Nara lantas terdiam, kedua matanya tak lagi melotot. Satu helaan napas lalu terdengar dari ceruk bibirnya, kemudian menepuk bahu Gian yang masih enggan mengalihkan pandangannya walaupun tadi sempat membuat cewek itu nyaris kehilangan nyawa. Kedua manik senada dengan karamel itu kemudian menatap lembut pada Gian yang masih bergeming di tempatnya, sebelum akhirnya sebuah senyum terukir pada wajah cantik milik Nara.

"Gian, kita baru ketemu beberapa kali. Sekarang aja bisa dibilang pertemuan kedua," jelasnya pelan dengan suara halusnya.

"Sebenarnya udah beberapa kali, cuma lo-nya aja yang terlalu cuek. Kerjaannya cuma di kamar doang kalau nggak ke kantor," koreksi Gian.
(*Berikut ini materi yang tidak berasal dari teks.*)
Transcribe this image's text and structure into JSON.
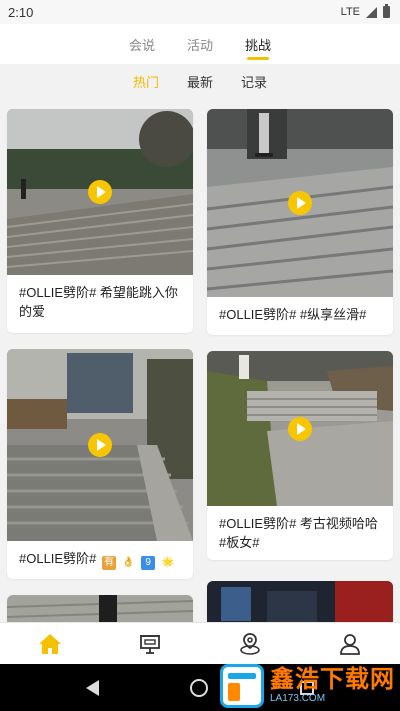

Mendengar perkataan yang langsung keluar dari belah bibir sang tetangga kosan yang bahkan dia sendiri tidak kenal, Nara lantas menghela napas, dan menutup mulut cowok itu dengan jari telunjuknya. Menganggukkan kepala sebagai jawaban setuju, Nara lantas kembali berkata.

"Okey, anggap aja udah beberapa kali. However, we've ever met as personal twice and we don't know each other,"

Menyugar rambutnya yang digerai bebas, Nara lagi-lagi menghela napas. Kedua mata yang tadi menatap pada Gian kini teralihkan pada gelas berisi air minum, pun menenggak air itu sampai habis. Demi apa pun, dia benar-benar merasa frustasi sekarang. Tentu saja. Siapa yang tidak frustasi menghadapi cowok setengah tidak waras seperti Gian yang mendadak mengajaknya berpacaran. Tidak. Lukanya bahkan belum kering.